Enfin, il ressort des pièces versées aux débats par le franchisé, qu'il était soumis par la tête de réseau, d'une part à une très forte incitation à suivre une politique tarifaire de vente unique dans le réseau (pièces PC n°28 , n°29 à 40, 104 et 105) d'autre part à l'utilisation

d'un système informatique ne permettant pas d'établir lui-même ses prix ( article 6.2.4 du contrat de franchise, pièce PC n° 41 et 50du franchisé), contraignant davantage la gestion commerciale de son point de vente.



Certes les sociétés Fra-Ma-Pizz et Pizza Center France produisent des études et relevés de prix (pièce PC n°10, 3.11 et 3.12) démontrant que les pièces produites par le franchisé ne permettent pas d'établir des prix pratiqués par Logis Pizza supérieurs de 30% à 40 % à celui du marché. Néanmoins, il ressort des éléments du débat que la stratégie d'approvisionnement exclusif ou quasi-exclusif auprès de Logis Pizza menée par la tête de réseau permettait de générer une rentabilité certaine de la société Pizza Center, filiale du groupe Pizza Sprint, sans pour autant qu'il soit sérieusement démontré que cette politique produise un avantage concurrentiel pour les franchisés en terme de prix d'achat ou soit nécessaire à la préservation de l'identité et la réputation du réseau



L'ensemble de ces éléments, non seulement a été jugé par la Cour de céans dans son arrêt du 5 janvier 2022 comme caractérisant une pratique restrictive de concurrence créant un déséquilibre significatif entre les droits du franchiseur et les obligations du franchisé, mais en outre dans la présente situation de la société Renna Pizza constitue aussi une exécution déloyale du contrat de concert avec la société Pizza Center France de nature à engager leur responsabilité contractuelle à l'égard de la société Renna Pizza.

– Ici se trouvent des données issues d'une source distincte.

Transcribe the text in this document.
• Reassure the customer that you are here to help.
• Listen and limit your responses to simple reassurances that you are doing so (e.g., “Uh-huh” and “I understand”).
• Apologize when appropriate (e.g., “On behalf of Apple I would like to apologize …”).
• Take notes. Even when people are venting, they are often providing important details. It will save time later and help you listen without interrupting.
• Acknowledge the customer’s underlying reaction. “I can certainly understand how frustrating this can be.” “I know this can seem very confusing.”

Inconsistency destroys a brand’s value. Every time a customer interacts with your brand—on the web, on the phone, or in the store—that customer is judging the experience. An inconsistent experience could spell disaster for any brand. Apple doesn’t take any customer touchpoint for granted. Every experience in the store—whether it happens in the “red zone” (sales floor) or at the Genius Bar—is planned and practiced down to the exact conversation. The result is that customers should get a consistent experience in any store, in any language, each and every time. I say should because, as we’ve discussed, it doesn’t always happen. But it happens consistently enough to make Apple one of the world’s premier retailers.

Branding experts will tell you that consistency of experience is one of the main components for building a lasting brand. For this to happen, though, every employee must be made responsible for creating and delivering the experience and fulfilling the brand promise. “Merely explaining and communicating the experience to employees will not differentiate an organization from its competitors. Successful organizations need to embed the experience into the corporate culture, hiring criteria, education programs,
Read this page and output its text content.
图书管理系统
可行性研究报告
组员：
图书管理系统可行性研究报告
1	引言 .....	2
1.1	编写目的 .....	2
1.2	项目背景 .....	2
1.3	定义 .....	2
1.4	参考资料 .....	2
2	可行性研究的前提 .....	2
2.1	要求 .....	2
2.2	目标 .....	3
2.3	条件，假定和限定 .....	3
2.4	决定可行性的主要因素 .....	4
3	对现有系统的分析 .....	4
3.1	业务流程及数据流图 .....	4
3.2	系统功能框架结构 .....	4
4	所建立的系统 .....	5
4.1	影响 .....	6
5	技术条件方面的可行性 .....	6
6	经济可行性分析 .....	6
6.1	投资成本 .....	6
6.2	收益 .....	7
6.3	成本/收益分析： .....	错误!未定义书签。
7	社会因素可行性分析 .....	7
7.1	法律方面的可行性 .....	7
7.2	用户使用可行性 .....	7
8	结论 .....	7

2-sur le grief tiré du non-respect des obligations relatives à la transmission et actualisation du savoir-faire, l'assistance et le maintien de l'importance du réseau



La société franchisée et ses dirigeants font principalement valoir qu'à la suite de l'acquisition de l'ensemble des titres composant le capital social des sociétés Fra-Ma-Pizz et Pizza Center par la société Domino's Pizza France le 26 janvier 2016, l'intention de cette dernière était à court terme la conversion du réseau Sprint Pizza à l'enseigne Domino's Pizza. Selon les franchisés, bien que l'annonce ait été faite de la poursuite des contrats de franchise pour ceux qui ne souhaitaient pas rejoindre le réseau concurrent Domino's Pizza, la stratégie n'en demeurait pas moins de faire disparaître le réseau Sprint Pizza. Ils relèvent à cet effet un nombre restreint d'animateurs de réseau sans expérience suffisante, l'absence de plan marketing ou de projet de développement de la communication sur les réseaux sociaux, un savoir-faire ne faisant plus l'objet d'une actualisation, à savoir l'évolution du site internet, la diversification des modes de distribution ou la mise au point de nouvelles recettes, confinant à sa disparition. Ils observent que le franchiseur ne s'est plus employé à développer son réseau et que celui-ci est passé de janvier 2016 à juillet 2018 de 89 magasins à 9. Ils ajoutent qu'ils ont rencontré des difficultés logistiques à la suite de la reprise de la centrale d'achat par la société Transgourmet et qu'ils n'ont plus bénéficié de l'assistance du franchiseur. Ils en déduisent que le franchiseur a ainsi manqué à ses obligations contractuelles de nature à engager sa responsabilité.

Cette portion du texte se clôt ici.